Before I can finish my sentence, she pushes me against the wall in one swift movement, her fingers tapping out the passcode to my motherboard. I feel that pang of panic again, and I struggle against her grasp, twisting away until I’m on my feet, sprinting towards the door. Tessa shouts out for me to stop, but I don’t leave. Instead, I grab the lever of the alarm.

She stands a few feet away, watching me warily. “What are you doing?” she asks.

“You’re not doing this with permission,” I say. It’s no question. While I have no idea who or what heads this building, or even what the purpose of this system is, I reason that we would not be hiding if Tessa were following protocol. A look of understanding flickers in her eyes, and I know I’m right.

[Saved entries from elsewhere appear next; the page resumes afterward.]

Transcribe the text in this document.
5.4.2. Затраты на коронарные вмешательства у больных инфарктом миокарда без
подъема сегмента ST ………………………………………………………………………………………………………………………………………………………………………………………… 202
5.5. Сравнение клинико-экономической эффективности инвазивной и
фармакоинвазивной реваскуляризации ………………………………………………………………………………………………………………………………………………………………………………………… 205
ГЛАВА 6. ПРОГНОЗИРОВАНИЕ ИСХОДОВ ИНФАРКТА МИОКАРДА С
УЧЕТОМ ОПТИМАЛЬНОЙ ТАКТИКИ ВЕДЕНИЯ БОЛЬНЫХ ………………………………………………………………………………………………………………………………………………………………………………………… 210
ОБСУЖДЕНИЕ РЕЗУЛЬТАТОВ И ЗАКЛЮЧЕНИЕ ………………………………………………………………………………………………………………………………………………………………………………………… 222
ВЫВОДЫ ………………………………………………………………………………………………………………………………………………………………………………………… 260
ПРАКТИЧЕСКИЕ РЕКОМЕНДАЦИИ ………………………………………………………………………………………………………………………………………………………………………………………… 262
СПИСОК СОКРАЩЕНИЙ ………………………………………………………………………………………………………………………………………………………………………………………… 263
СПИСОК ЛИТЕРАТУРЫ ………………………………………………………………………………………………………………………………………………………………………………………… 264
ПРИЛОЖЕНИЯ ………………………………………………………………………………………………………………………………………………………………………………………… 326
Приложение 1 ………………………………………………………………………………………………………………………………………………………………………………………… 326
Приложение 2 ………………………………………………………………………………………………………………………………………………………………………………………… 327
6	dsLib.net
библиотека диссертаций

“Don’t,” she warns. “That alarm will start something you can’t even begin to fathom. You’ll get me killed.”

“And what were you about to do to me?” I retort, knowing full well her intentions to deprogram me. I am defying her plans. She needs to wake up some other robot to do her bidding correctly. “You brought me to life, and you were going to take me right out of it.” Her brow creases, but she has no response. I take the opportunity to set my terms, gripping the alarm even tighter. “Get me out of this building. Now.

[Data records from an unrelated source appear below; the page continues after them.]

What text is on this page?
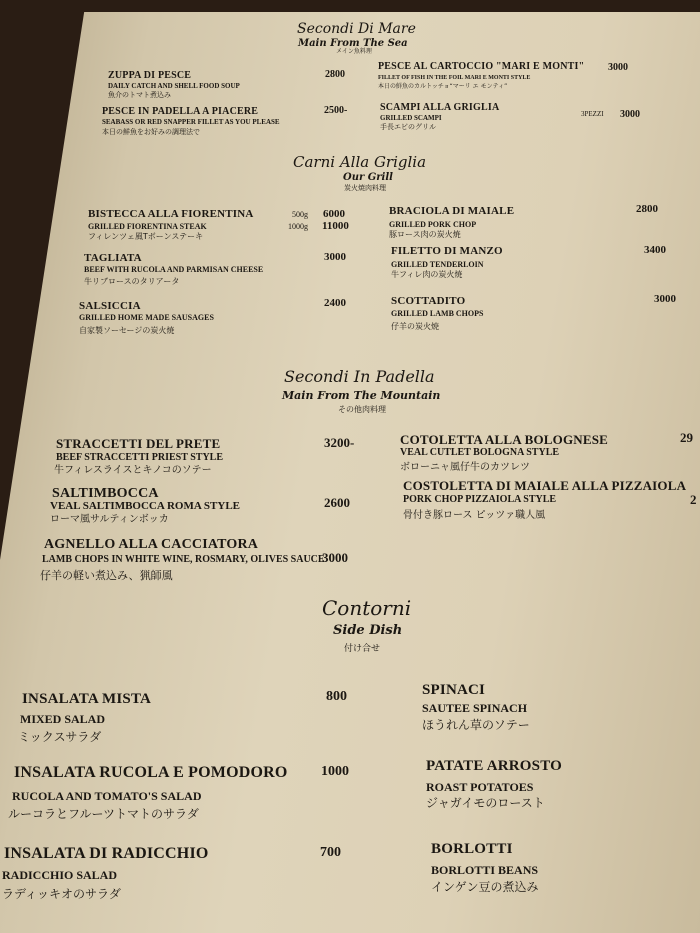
Secondi Di Mare
Main From The Sea
メイン魚料理
ZUPPA DI PESCE
DAILY CATCH AND SHELL FOOD SOUP
魚介のトマト煮込み
2800
PESCE AL CARTOCCIO "MARI E MONTI"
FILLET OF FISH IN THE FOIL MARI E MONTI STYLE
本日の鮮魚のカルトッチョ“マーリ エ モンティ”
3000
PESCE IN PADELLA A PIACERE
SEABASS OR RED SNAPPER FILLET AS YOU PLEASE
本日の鮮魚をお好みの調理法で
2500-	SCAMPI ALLA GRIGLIA
GRILLED SCAMPI
手長エビのグリル
3PEZZI 3000
Carni Alla Griglia
Our Grill
炭火焼肉料理
BISTECCA ALLA FIORENTINA
GRILLED FIORENTINA STEAK
フィレンツェ風Tボーンステーキ
500g 6000
1000g 11000
BRACIOLA DI MAIALE
GRILLED PORK CHOP
豚ロース肉の炭火焼
2800
TAGLIATA
BEEF WITH RUCOLA AND PARMISAN CHEESE
牛リブロースのタリアータ
3000	FILETTO DI MANZO
GRILLED TENDERLOIN
牛フィレ肉の炭火焼
3400
SALSICCIA
GRILLED HOME MADE SAUSAGES
自家製ソーセージの炭火焼
2400	SCOTTADITO
GRILLED LAMB CHOPS
仔羊の炭火焼
3000
Secondi In Padella
Main From The Mountain
その他肉料理
STRACCETTI DEL PRETE
BEEF STRACCETTI PRIEST STYLE
牛フィレスライスとキノコのソテー
3200-	COTOLETTA ALLA BOLOGNESE
VEAL CUTLET BOLOGNA STYLE
ボローニャ風仔牛のカツレツ
29
SALTIMBOCCA
VEAL SALTIMBOCCA ROMA STYLE
ローマ風サルティンボッカ
2600
COSTOLETTA DI MAIALE ALLA PIZZAIOLA
PORK CHOP PIZZAIOLA STYLE
骨付き豚ロース ピッツァ職人風
2
AGNELLO ALLA CACCIATORA
LAMB CHOPS IN WHITE WINE, ROSMARY, OLIVES SAUCE
仔羊の軽い煮込み、猟師風
3000
Contorni
Side Dish
付け合せ
INSALATA MISTA
MIXED SALAD
ミックスサラダ
800	SPINACI
SAUTEE SPINACH
ほうれん草のソテー
INSALATA RUCOLA E POMODORO
RUCOLA AND TOMATO'S SALAD
ルーコラとフルーツトマトのサラダ
1000	PATATE ARROSTO
ROAST POTATOES
ジャガイモのロースト
INSALATA DI RADICCHIO
RADICCHIO SALAD
ラディッキオのサラダ
700	BORLOTTI
BORLOTTI BEANS
インゲン豆の煮込み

She grimaces but begrudgingly reaches for her mask. “On one condition,” she says firmly. Her eyes are calculating, and she states, “Let me make a copy of your motherboard before you leave. It won’t take long. I just need to catalogue its modifications.”

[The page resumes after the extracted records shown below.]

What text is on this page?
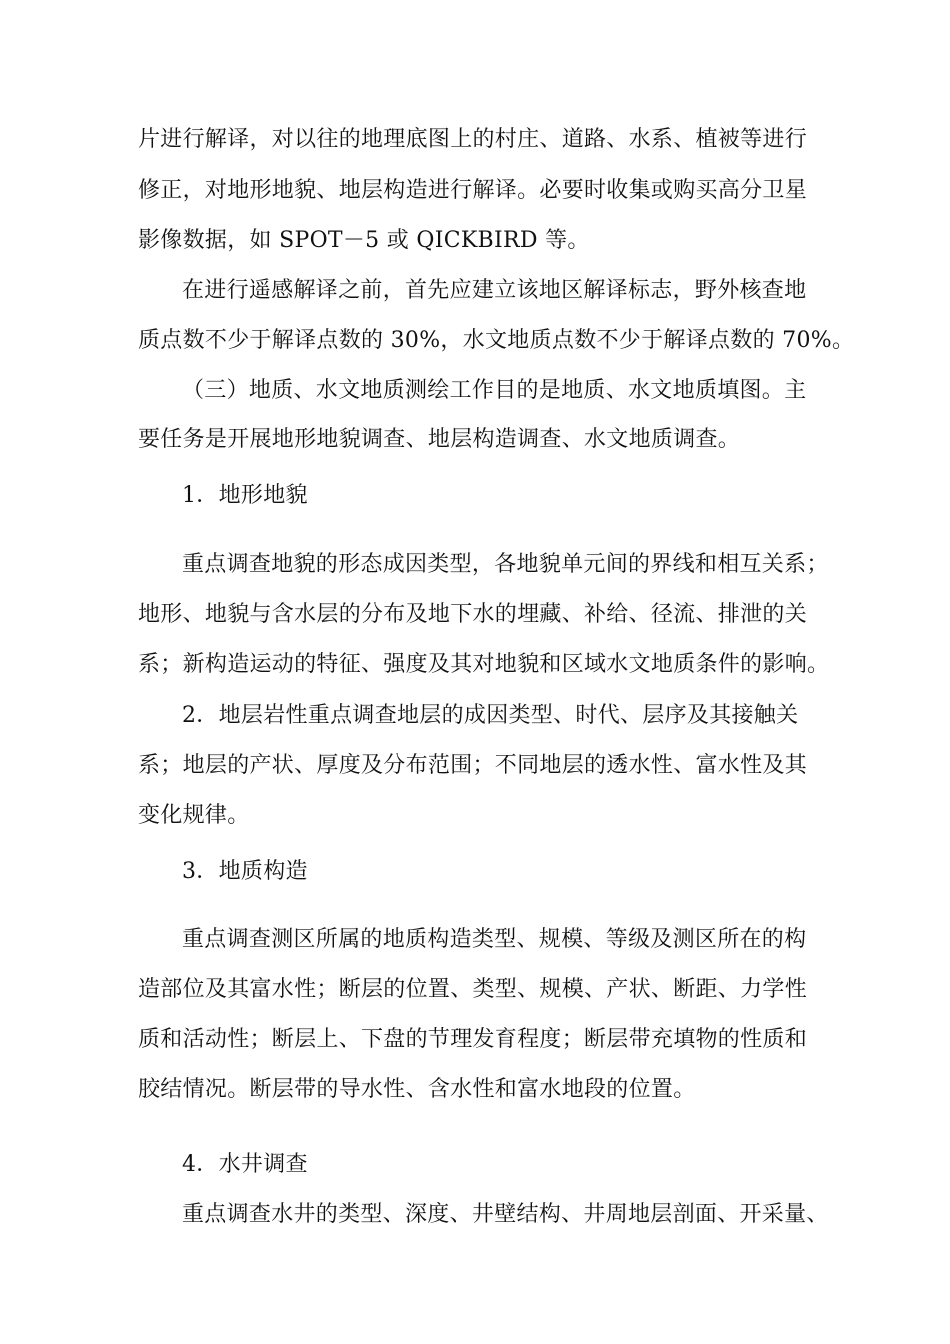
片进行解译，对以往的地理底图上的村庄、道路、水系、植被等进行
修正，对地形地貌、地层构造进行解译。必要时收集或购买高分卫星
影像数据，如 SPOT－5 或 QICKBIRD 等。
在进行遥感解译之前，首先应建立该地区解译标志，野外核查地
质点数不少于解译点数的 30%，水文地质点数不少于解译点数的 70%。
（三）地质、水文地质测绘工作目的是地质、水文地质填图。主
要任务是开展地形地貌调查、地层构造调查、水文地质调查。
1．地形地貌
重点调查地貌的形态成因类型，各地貌单元间的界线和相互关系；
地形、地貌与含水层的分布及地下水的埋藏、补给、径流、排泄的关
系；新构造运动的特征、强度及其对地貌和区域水文地质条件的影响。
2．地层岩性重点调查地层的成因类型、时代、层序及其接触关
系；地层的产状、厚度及分布范围；不同地层的透水性、富水性及其
变化规律。
3．地质构造
重点调查测区所属的地质构造类型、规模、等级及测区所在的构
造部位及其富水性；断层的位置、类型、规模、产状、断距、力学性
质和活动性；断层上、下盘的节理发育程度；断层带充填物的性质和
胶结情况。断层带的导水性、含水性和富水地段的位置。
4．水井调查
重点调查水井的类型、深度、井壁结构、井周地层剖面、开采量、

“You can do so at the exit,” I agree. “And if you mislead me,” I warn, my memory recalling the alarms intermittently spaced out along the halls, “I will make your infractions known to the entire building.” She slips on her mask without answering, and I gesture for her to lead the way.

We walk down the corridors, and I wonder how she knows where she’s going. Nothing distinguishes one hall from another. But she guides the way confidently, and I stay close behind. As we look identical to every other human guard and robot in the building, we do nothing to avoid the cameras. Still, I feel paranoia begin to eat at me again. Irritation fills my mind, too, as I wonder if this is what humans experience in every waking moment. No wonder they need so much sleep.

Questions still haunt me about this sentience. Will I need sleep? Is my entire wiring system altered? Where do my instincts come from? Pandora feels heavy in my chest, but I don’t risk asking Tessa anything. Among the unknowns, the one thing I do know is my need to leave this place.

We turn the corner one more time before Tessa punches in a code beside what looks like a seamless section of the wall. When she presses enter, however, the wall shifts and slides open. A door stands on the other end of one last hallway. Another alarm sits between the two doors, presumably to alert the building of an escape.

“This is a back door,” she explains through her mask. “I’ve fulfilled my end of the deal. Now, you.”

I’m still a few feet away from her, and she waits for me to close the distance and allow her to copy Pandora. I turn to her, recalling our entire conversation. It seems she has no other motherboard perfected as closely as the one she gave me. She must not have expected any resistance, and the irony makes me want to laugh. Did she truly believe sentient beings would want to submit their newfound awareness for someone else’s cause? I hardly entertain the thought of following through with our deal before I push past her, not stopping to look back as she falls from the force. I sprint for the door. I can’t stop her misguided project, but I can delay it.

She again shouts at me to stop, scrambling to her feet, but I pull the alarm with enough force that the lever breaks in my hand. Lights flash, and the wall slams shut behind me. A wall of metal also descends over the door ahead of me, but I duck my head and push the door outward. I think I hear Tessa’s screams through the metal, but it could just be the blaring alarms. Guilt seeps into my thoughts, but I remind myself that she gave me the power to do this. She gave me the ability to want. And I want freedom.

The cold night air hits me, and I breathe in sharply. It’s dizzying, but not in the way the stale oxygen inside was. It makes me feel alive.